Kelly Colangelo, a plaintiff in the lawsuit, lived just one and a half blocks from the
World Trade Centre the day the towers collapsed. She says that personal testing later
found relatively high levels of fibreglass, asbestos and other toxins in her home, and she
worries she is at increased risk for deadly illnesses like asbestosis and mesothelioma.
"Thick grey dust, mixed with burnt papers, pervaded the apartment through the open
windows," she told IPS. "I contracted a rash on my face, and began suffering
from severe headaches, sinus problems, and a deep cough after I was allowed to enter my
building on Sep.12. The air in my apartment was cloudy with suspended dust, and I had
trouble breathing."
Last week, two members of Congress proposed expanding federal health insurance to downtown
residents and all workers to cover their physical and psychological treatment, as well as
the cost of prescription drugs.
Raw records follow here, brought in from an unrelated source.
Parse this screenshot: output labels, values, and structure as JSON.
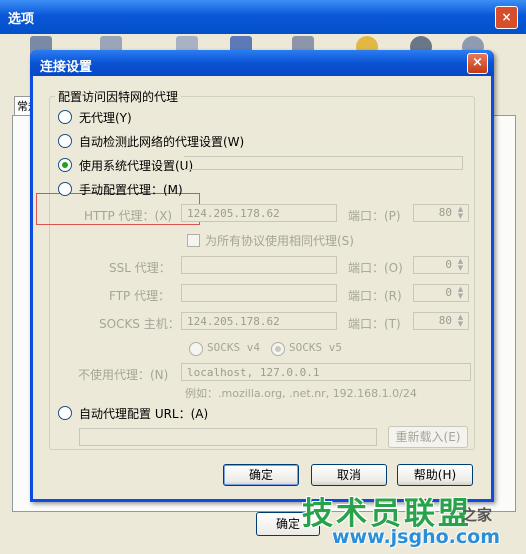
{
  "outer": {
    "title": "选项",
    "tab_label": "常规",
    "ok_label": "确定",
    "close_glyph": "×"
  },
  "dialog": {
    "title": "连接设置",
    "close_glyph": "×",
    "group_title": "配置访问因特网的代理",
    "options": {
      "no_proxy": "无代理(Y)",
      "auto_detect": "自动检测此网络的代理设置(W)",
      "system": "使用系统代理设置(U)",
      "manual": "手动配置代理：(M)",
      "auto_url": "自动代理配置 URL：(A)"
    },
    "selected_option": "system",
    "http": {
      "label": "HTTP 代理：(X)",
      "value": "124.205.178.62",
      "port_label": "端口：(P)",
      "port": "80"
    },
    "same_proxy_label": "为所有协议使用相同代理(S)",
    "ssl": {
      "label": "SSL 代理：",
      "value": "",
      "port_label": "端口：(O)",
      "port": "0"
    },
    "ftp": {
      "label": "FTP 代理：",
      "value": "",
      "port_label": "端口：(R)",
      "port": "0"
    },
    "socks": {
      "label": "SOCKS 主机：",
      "value": "124.205.178.62",
      "port_label": "端口：(T)",
      "port": "80"
    },
    "socks_v4": "SOCKS v4",
    "socks_v5": "SOCKS v5",
    "no_proxy_for_label": "不使用代理：(N)",
    "no_proxy_for_value": "localhost, 127.0.0.1",
    "example": "例如：.mozilla.org, .net.nr, 192.168.1.0/24",
    "reload_label": "重新载入(E)",
    "buttons": {
      "ok": "确定",
      "cancel": "取消",
      "help": "帮助(H)"
    }
  },
  "watermark": {
    "main": "技术员联盟",
    "sub": "www.jsgho.com",
    "side": "之家"
  },
  "colors": {
    "titlebar": "#0a53d4",
    "dialog_bg": "#ece9d8",
    "highlight_box": "#d9534f",
    "watermark_green": "#28a34a",
    "watermark_blue": "#2a8fd8"
  }
}
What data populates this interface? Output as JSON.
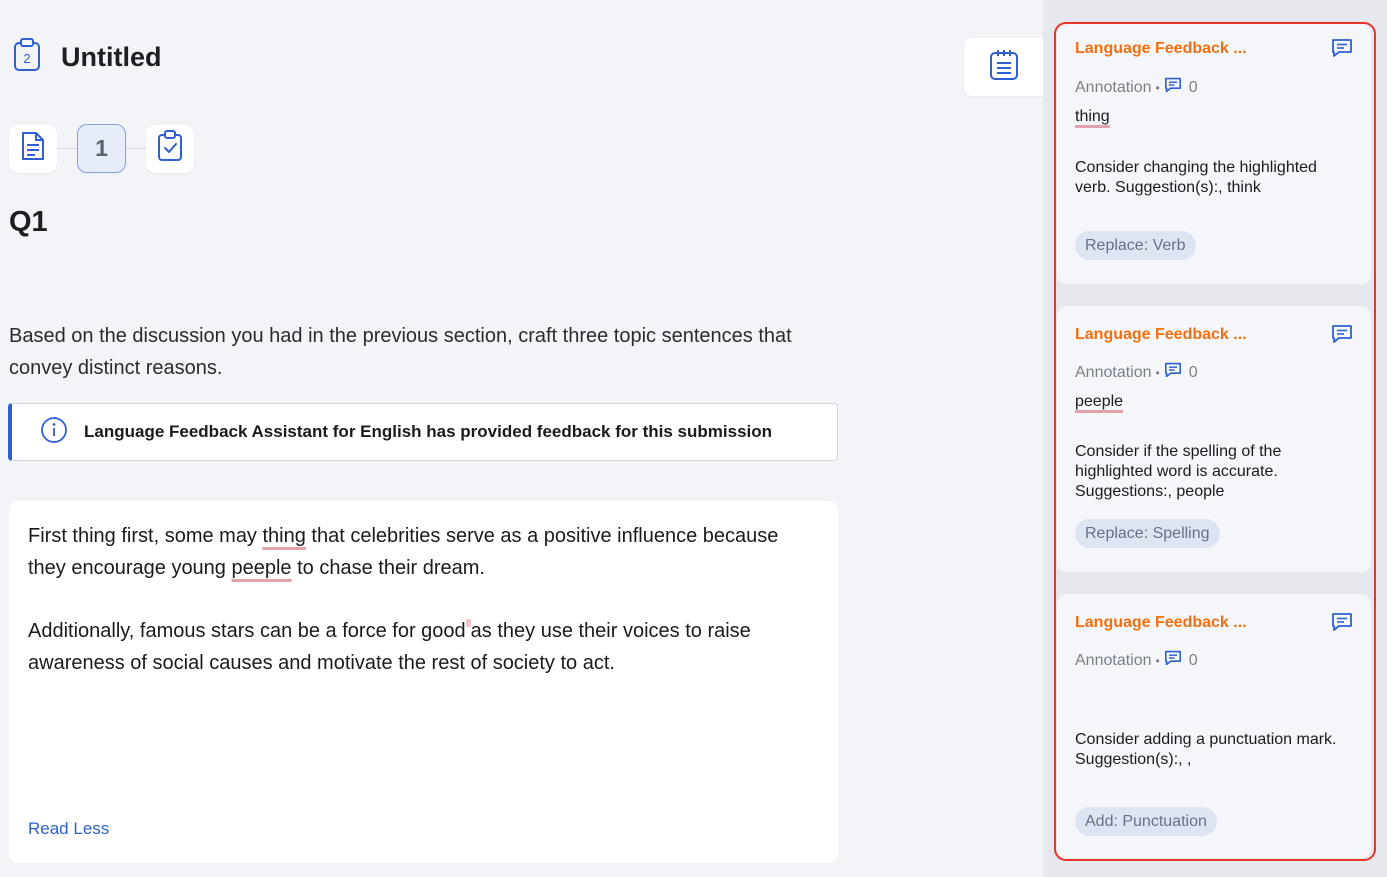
{
  "header": {
    "title": "Untitled",
    "doc_icon_number": "2"
  },
  "steps": {
    "active_label": "1"
  },
  "question": {
    "title": "Q1",
    "prompt": "Based on the discussion you had in the previous section, craft three topic sentences that convey distinct reasons."
  },
  "info_banner": {
    "text": "Language Feedback Assistant for English has provided feedback for this submission"
  },
  "answer": {
    "p1_a": "First thing first, some may ",
    "p1_hl1": "thing",
    "p1_b": " that celebrities serve as a positive influence because they encourage young ",
    "p1_hl2": "peeple",
    "p1_c": " to chase their dream.",
    "p2_a": "Additionally, famous stars can be a force for good",
    "p2_b": "as they use their voices to raise awareness of social causes and motivate the rest of society to act.",
    "read_less": "Read Less"
  },
  "cards": [
    {
      "title": "Language Feedback ...",
      "meta_label": "Annotation",
      "count": "0",
      "word": "thing",
      "description": "Consider changing the highlighted verb. Suggestion(s):, think",
      "tag": "Replace: Verb"
    },
    {
      "title": "Language Feedback ...",
      "meta_label": "Annotation",
      "count": "0",
      "word": "peeple",
      "description": "Consider if the spelling of the highlighted word is accurate. Suggestions:, people",
      "tag": "Replace: Spelling"
    },
    {
      "title": "Language Feedback ...",
      "meta_label": "Annotation",
      "count": "0",
      "word": "",
      "description": "Consider adding a punctuation mark. Suggestion(s):, ,",
      "tag": "Add: Punctuation"
    }
  ],
  "colors": {
    "accent": "#f07010",
    "link": "#2f5fd0",
    "selection": "#e8342c"
  }
}
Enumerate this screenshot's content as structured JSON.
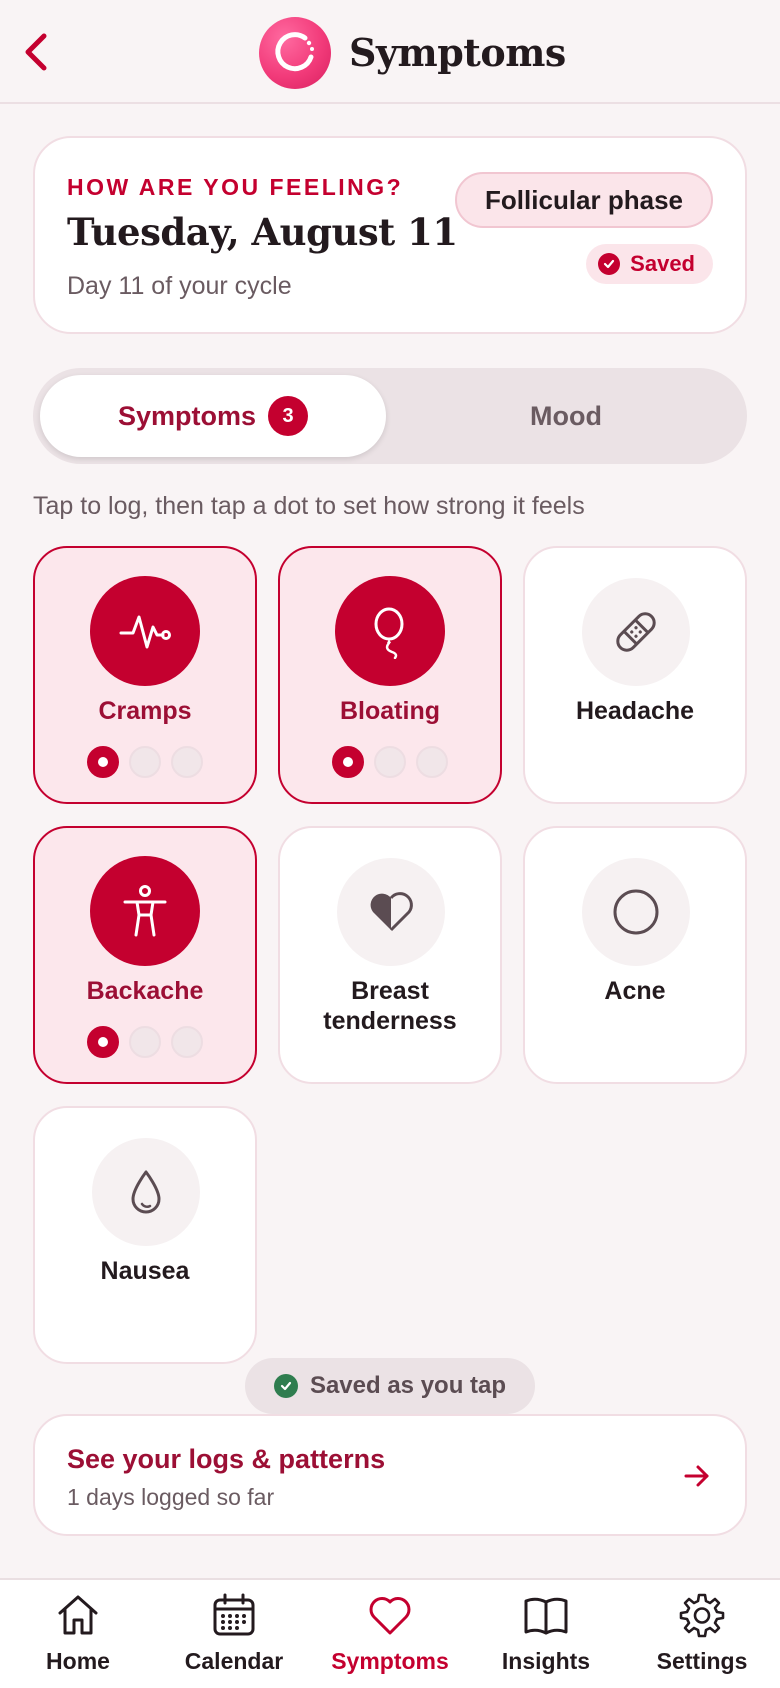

The bill would increase the number of people now being
monitored from 12,000 to 40,000.
Unions and worker advocates applauded the proposal, but noted that other, larger issues
must also be addressed.
"Workers -- for utilities, sanitation, transportation -- who were not considered
"first responders" really were and need training" (in the event of another
incident like 9/11) Shufro said.
"We also need to sort out the issue of who's in charge. OSHA (the federal
Occupational Safety and Health Administration) deferred to local authorities on the pile.
For nine months, OSHA standards were not enforced, and that's unacceptable."